By Andrew Boyce, BASC Research Assistant
Wen Jiabao is at it again. At the recent World Economic Forum meeting of business leaders in the Chinese city of Dalian, the Communist Party’s third-ranked official reiterated his growing calls for political reforms in China. This has become somewhat of a trend in recent times as the popular Premier seems increasingly willing to depart from traditional party lines, although his most recent opinions have perhaps been his most daring.
Implementing political reforms to complement the dramatic economic results that have shaped modern China is an “urgent task,” according to Wen. Unfortunately, it is not the right time to raise your glasses just yet. Let’s try to be realistic here. The last thing that Wen’s words signify is an “urgent” beginning to any kind of substantial reform measures, especially at a time when the Chinese government remains more sensitive than ever to pressures, outside of its vise-like control, to reform. Indeed, it is easy to dismiss his remarks as faintly progressive, but still sticking somewhat conservatively to the standard vague political jargon and obscure blueprints that are seemingly as far as any official party line is willing to venture.

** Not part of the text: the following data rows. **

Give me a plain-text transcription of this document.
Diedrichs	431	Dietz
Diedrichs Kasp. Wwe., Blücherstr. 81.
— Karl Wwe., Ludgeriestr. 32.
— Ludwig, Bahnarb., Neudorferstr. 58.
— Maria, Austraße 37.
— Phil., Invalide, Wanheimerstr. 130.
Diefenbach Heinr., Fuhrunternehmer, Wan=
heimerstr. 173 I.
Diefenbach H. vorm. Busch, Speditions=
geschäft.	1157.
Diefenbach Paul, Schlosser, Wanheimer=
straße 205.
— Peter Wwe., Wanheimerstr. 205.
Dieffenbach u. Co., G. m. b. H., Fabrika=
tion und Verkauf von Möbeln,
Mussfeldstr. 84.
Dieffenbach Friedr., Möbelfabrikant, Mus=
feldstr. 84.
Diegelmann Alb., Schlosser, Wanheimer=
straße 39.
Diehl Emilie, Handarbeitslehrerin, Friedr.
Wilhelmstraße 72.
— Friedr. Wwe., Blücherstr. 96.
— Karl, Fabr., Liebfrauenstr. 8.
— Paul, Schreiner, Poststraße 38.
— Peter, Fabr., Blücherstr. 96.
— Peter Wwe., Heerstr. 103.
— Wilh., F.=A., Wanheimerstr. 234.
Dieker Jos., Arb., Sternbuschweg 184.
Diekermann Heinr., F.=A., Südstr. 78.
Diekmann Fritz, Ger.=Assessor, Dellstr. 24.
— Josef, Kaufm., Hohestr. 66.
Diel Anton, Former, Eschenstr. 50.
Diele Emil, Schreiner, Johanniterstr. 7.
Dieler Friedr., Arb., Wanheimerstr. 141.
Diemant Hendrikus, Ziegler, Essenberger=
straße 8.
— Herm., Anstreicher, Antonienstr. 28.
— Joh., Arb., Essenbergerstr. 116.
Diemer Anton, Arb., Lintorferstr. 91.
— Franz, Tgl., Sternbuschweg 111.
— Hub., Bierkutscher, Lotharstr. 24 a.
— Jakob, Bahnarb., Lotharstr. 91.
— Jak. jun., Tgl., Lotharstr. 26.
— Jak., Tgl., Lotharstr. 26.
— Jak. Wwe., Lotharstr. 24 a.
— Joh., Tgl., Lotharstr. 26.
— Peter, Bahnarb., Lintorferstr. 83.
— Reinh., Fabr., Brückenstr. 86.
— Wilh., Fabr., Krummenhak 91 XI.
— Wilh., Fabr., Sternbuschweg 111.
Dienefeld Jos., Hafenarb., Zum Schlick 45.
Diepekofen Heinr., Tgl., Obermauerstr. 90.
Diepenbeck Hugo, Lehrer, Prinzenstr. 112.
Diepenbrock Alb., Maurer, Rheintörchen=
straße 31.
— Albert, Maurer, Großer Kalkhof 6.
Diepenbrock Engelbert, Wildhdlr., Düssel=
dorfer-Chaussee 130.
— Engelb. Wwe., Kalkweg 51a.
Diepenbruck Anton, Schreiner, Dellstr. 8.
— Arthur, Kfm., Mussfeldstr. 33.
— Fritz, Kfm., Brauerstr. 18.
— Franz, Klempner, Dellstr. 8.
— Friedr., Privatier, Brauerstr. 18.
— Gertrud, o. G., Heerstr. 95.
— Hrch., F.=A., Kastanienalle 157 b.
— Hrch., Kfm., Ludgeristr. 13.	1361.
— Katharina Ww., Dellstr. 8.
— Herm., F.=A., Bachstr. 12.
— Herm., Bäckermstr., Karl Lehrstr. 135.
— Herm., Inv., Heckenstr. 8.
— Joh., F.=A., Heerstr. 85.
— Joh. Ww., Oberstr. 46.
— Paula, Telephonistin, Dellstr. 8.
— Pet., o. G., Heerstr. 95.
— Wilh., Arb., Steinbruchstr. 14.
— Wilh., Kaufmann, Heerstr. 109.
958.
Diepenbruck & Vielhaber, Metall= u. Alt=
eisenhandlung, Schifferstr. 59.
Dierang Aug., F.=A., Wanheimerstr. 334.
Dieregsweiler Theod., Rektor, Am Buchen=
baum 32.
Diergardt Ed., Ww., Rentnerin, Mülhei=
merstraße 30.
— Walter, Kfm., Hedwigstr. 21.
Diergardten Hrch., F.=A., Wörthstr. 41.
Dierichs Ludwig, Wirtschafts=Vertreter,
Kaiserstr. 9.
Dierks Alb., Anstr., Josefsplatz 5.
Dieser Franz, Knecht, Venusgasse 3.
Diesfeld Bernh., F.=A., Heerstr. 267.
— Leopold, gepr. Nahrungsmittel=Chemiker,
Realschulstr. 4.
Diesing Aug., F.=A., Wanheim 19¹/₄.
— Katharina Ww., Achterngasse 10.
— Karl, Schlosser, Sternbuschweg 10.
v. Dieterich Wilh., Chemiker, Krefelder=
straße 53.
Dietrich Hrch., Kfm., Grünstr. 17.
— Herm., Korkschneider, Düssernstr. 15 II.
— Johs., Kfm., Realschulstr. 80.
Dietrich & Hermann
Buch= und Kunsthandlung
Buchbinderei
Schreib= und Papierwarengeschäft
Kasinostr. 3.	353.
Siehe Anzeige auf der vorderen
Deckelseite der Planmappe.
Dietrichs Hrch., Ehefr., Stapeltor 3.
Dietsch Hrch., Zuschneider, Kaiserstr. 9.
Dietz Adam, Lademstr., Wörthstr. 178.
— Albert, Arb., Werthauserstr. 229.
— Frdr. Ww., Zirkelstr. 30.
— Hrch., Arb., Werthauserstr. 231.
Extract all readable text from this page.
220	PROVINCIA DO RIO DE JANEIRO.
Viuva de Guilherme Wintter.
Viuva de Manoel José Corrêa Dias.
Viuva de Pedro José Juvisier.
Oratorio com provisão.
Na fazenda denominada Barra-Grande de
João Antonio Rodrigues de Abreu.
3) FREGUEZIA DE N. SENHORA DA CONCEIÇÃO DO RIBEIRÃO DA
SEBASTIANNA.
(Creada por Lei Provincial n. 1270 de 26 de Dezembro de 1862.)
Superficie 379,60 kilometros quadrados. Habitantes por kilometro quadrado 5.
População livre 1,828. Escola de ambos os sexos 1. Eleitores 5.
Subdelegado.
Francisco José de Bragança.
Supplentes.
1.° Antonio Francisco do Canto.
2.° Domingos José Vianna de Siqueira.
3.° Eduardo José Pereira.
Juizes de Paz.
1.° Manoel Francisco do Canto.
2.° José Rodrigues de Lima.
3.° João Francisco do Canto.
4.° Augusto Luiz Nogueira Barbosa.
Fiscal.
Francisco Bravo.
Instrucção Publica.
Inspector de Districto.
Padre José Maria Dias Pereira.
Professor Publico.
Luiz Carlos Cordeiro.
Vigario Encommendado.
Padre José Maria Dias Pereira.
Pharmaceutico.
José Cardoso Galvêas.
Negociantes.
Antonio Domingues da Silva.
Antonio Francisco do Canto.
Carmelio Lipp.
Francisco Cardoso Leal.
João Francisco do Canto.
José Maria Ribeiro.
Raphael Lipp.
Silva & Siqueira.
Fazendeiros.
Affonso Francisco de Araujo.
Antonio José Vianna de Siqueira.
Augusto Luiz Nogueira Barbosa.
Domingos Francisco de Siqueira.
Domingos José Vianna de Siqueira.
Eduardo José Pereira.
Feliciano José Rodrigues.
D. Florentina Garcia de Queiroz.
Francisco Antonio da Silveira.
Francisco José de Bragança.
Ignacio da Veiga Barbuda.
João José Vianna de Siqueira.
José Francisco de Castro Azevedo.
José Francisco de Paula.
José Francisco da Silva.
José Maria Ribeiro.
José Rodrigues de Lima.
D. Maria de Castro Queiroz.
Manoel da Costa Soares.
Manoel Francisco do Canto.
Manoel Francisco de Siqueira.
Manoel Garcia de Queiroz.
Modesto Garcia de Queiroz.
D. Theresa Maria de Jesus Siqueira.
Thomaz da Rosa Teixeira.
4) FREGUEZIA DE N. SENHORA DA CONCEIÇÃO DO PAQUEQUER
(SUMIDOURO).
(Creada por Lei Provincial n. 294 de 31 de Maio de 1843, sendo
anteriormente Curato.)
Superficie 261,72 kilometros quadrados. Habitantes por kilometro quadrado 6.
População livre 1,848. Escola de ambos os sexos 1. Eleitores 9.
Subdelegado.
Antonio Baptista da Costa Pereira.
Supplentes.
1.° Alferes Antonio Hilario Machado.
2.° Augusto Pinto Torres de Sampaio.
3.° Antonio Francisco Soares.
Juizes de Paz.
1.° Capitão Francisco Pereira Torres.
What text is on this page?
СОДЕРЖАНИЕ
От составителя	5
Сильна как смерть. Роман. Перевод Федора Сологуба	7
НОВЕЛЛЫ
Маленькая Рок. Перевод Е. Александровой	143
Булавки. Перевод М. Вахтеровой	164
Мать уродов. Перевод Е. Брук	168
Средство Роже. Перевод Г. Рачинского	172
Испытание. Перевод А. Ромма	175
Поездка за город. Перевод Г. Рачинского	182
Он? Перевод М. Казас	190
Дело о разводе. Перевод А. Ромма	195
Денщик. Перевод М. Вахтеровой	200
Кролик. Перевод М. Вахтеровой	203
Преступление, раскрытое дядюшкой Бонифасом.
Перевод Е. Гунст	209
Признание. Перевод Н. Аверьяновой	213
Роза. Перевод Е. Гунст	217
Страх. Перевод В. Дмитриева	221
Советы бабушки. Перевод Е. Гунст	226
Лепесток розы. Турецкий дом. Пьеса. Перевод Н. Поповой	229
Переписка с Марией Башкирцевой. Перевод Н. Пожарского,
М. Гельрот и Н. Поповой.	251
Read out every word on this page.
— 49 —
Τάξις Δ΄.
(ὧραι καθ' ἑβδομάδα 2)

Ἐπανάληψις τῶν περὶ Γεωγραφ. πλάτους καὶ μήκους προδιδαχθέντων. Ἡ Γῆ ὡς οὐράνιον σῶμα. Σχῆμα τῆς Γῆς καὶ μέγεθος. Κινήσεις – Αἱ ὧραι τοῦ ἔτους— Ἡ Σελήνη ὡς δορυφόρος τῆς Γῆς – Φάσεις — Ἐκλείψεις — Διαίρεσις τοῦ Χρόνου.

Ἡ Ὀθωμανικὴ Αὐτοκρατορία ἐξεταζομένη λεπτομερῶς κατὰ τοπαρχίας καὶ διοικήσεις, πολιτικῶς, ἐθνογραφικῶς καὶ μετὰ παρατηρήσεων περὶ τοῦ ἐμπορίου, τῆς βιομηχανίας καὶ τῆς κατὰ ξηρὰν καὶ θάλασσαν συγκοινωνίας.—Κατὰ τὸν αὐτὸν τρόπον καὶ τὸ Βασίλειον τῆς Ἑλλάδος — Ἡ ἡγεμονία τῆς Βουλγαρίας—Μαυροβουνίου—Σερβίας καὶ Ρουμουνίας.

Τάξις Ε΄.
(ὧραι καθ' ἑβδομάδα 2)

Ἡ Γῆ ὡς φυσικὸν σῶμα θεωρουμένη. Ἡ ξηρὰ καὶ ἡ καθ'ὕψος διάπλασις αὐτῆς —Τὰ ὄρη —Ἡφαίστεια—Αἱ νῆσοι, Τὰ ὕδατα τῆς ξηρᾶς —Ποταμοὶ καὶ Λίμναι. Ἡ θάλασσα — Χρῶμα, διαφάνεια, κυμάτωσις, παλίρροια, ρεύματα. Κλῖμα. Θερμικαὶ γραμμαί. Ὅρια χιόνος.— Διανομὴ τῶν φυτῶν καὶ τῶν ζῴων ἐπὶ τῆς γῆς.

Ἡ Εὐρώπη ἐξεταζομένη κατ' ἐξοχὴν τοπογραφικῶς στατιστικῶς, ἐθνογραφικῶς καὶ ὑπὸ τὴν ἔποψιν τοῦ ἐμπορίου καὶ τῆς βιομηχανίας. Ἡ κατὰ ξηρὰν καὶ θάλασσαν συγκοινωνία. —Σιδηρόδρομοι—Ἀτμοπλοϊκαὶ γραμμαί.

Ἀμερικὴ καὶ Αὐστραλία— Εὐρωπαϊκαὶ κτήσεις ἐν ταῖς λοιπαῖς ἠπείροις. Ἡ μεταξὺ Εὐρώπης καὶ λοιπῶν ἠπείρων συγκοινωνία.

It would, however, be unfair to entirely deny Wen any credit. If anything, he has maintained a level of consistency in his standpoint and a sense of daring that is sorely missed amongst the often contradictory and unadventurous party lines. Despite this, Wen — whose squeaky clean populist image is meticulously maintained — will be stepping down in a year’s time, and it is highly unlikely that he will be able to act on his words in any meaningful way by that time. Nonetheless, as the last of the hard-line revolutionary generation begin to withdraw from the frontlines of political duties, Wen’s words could prove to be a positive guide for a new generation of leaders seeking to formulate a direction of their own.